Maybe add 2 parts of this to 1 part distilled/DI/RO water.


----------



## Rob1 (Apr 9, 2015)

With any alkalinity of 70 you'll get scaling at service boiler temps above hardness of 14 at 125c.


----------



## niallzagreb (Jan 2, 2020)

Thanks Rob, I am far from expert - can you clarify what scale you are using for the water hardness of 14 number? Thanks


----------



## Rob1 (Apr 9, 2015)

Can be found here along with other stuff. http://users.rcn.com/erics/Water Quality/Water FAQ.pdf


----------



## niallzagreb (Jan 2, 2020)

MWJB said:


> Looks a little high on the bicarbonate, but not far off the ideal range.
> 
> Maybe add 2 parts of this to 1 part distilled/DI/RO water.

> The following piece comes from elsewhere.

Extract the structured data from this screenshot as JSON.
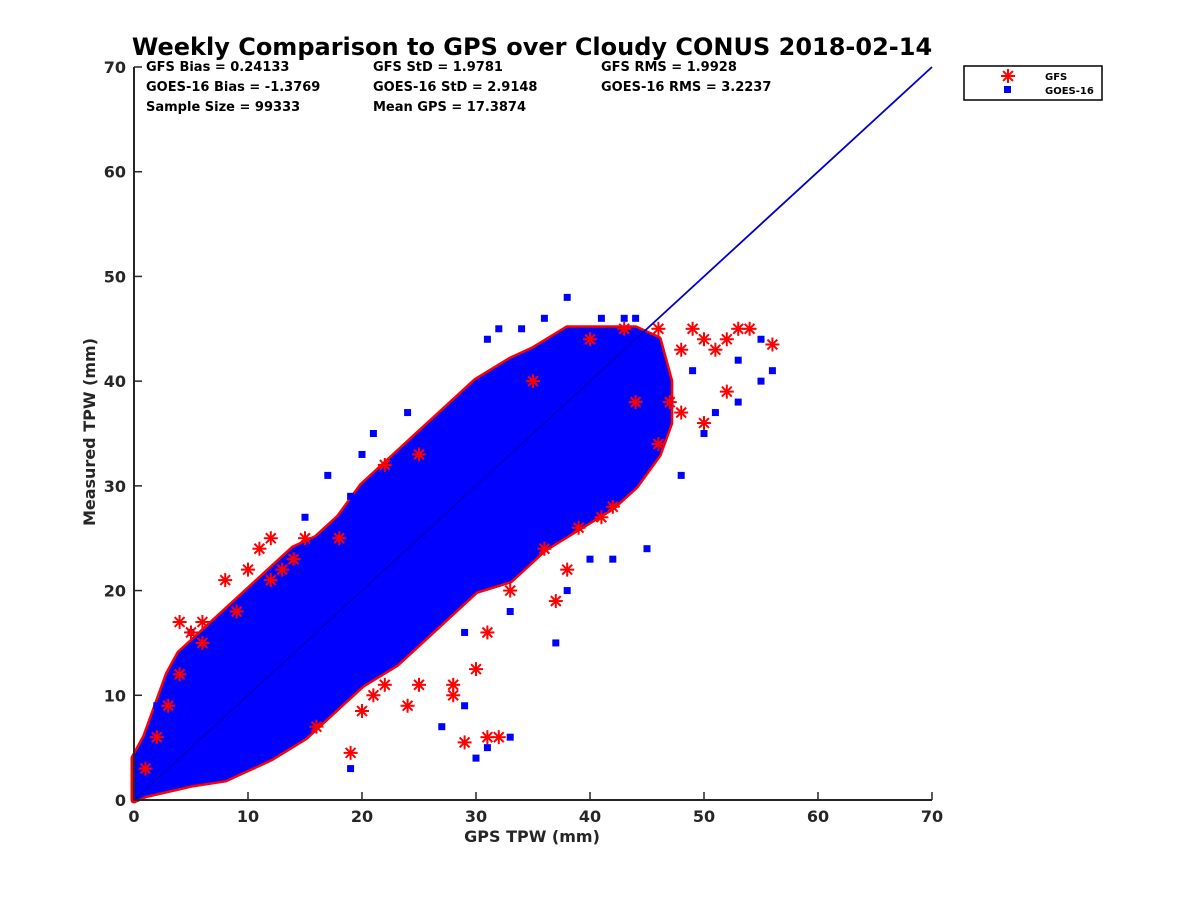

 Thank you for this info - do you think that this combination will probably prevent scaling? The Coffee tastes fantastic with just using this mineral water without and dilution...


----------



## MWJB (Feb 28, 2012)

niallzagreb said:


> Thank you for this info - do you think that this combination will probably prevent scaling? The Coffee tastes fantastic with just using this mineral water without and dilution...


 If it adversely affects the taste use a bit more of the raw bottled water.

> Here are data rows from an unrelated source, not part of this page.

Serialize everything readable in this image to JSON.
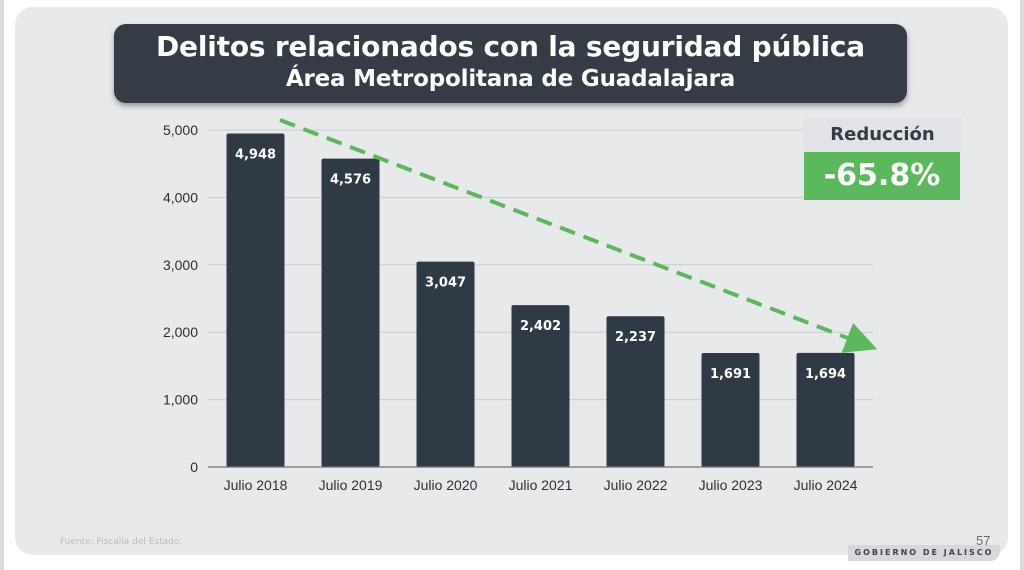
{
  "slide": {
    "title": "Delitos relacionados con la seguridad pública",
    "subtitle": "Área Metropolitana de Guadalajara",
    "source": "Fuente: Fiscalía del Estado.",
    "page_number": "57",
    "footer": "GOBIERNO DE JALISCO"
  },
  "callout": {
    "label": "Reducción",
    "value": "-65.8%",
    "color": "#5cb85c"
  },
  "colors": {
    "bar": "#2f3a44",
    "trend": "#5cb85c",
    "grid": "#c9cbcf",
    "axis": "#6b6e72"
  },
  "chart_data": {
    "type": "bar",
    "title": "Delitos relacionados con la seguridad pública",
    "subtitle": "Área Metropolitana de Guadalajara",
    "categories": [
      "Julio 2018",
      "Julio 2019",
      "Julio 2020",
      "Julio 2021",
      "Julio 2022",
      "Julio 2023",
      "Julio 2024"
    ],
    "values": [
      4948,
      4576,
      3047,
      2402,
      2237,
      1691,
      1694
    ],
    "value_labels": [
      "4,948",
      "4,576",
      "3,047",
      "2,402",
      "2,237",
      "1,691",
      "1,694"
    ],
    "xlabel": "",
    "ylabel": "",
    "ylim": [
      0,
      5000
    ],
    "yticks": [
      0,
      1000,
      2000,
      3000,
      4000,
      5000
    ],
    "ytick_labels": [
      "0",
      "1,000",
      "2,000",
      "3,000",
      "4,000",
      "5,000"
    ],
    "grid": true,
    "legend": "none",
    "annotations": [
      "Dashed green downward trend arrow",
      "Reducción -65.8%"
    ]
  }
}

It will scale less with the dilution recommended.


----------



## niallzagreb (Jan 2, 2020)

Thank you Rob 1, what an incredibly informative - if a little detailed analysis! I am on the right track now with both your and MWJB's advice.

Just as a matter of interest Jim Schulman's assertion that Volvic is a bottled water that will not scale seems to be at odds with his calculation suggestions of Hardness and alkalinity. Volvic has alkalinity of 58 which according to his table would allow a maximum hardness of approx 21 before scaling kicks in at 125 degrees. Yet Volvic has Calcium of 11.5 mg/l and magnesium of 8 mg/l giving it a hardness of 62 according to his method of Hardness calculations...

so one would expect Scaling with Volvic - albeit mild - with his calculations


----------



## Rob1 (Apr 9, 2015)

niallzagreb said:


> Thank you Rob 1, what an incredibly informative - if a little detailed analysis! I am on the right track now with both your and MWJB's advice.
> 
> Just as a matter of interest Jim Schulman's assertion that Volvic is a bottled water that will not scale seems to be at odds with his calculation suggestions of Hardness and alkalinity. Volvic has alkalinity of 58 which according to his table would allow a maximum hardness of approx 21 before scaling kicks in at 125 degrees. Yet Volvic has Calcium of 11.5 mg/l and magnesium of 8 mg/l giving it a hardness of 62 according to his method of Hardness calculations...
> 
> so one would expect Scaling with Volvic - albeit mild - with his calculations


 Fairly certain the 11.5 and 8 are presented "as CaCO3" already.

Could be wrong though. Never checked.


----------



## MWJB (Feb 28, 2012)

Rob1 said:


> Fairly certain the 11.5 and 8 are presented "as CaCO3" already.
> 
> Could be wrong though. Never checked.


 The Ca & Mg values on bottled water labels aren't presented as CaCO3, so the total hardness is as @niallzagreb says around 60mg/L as CaCO3


----------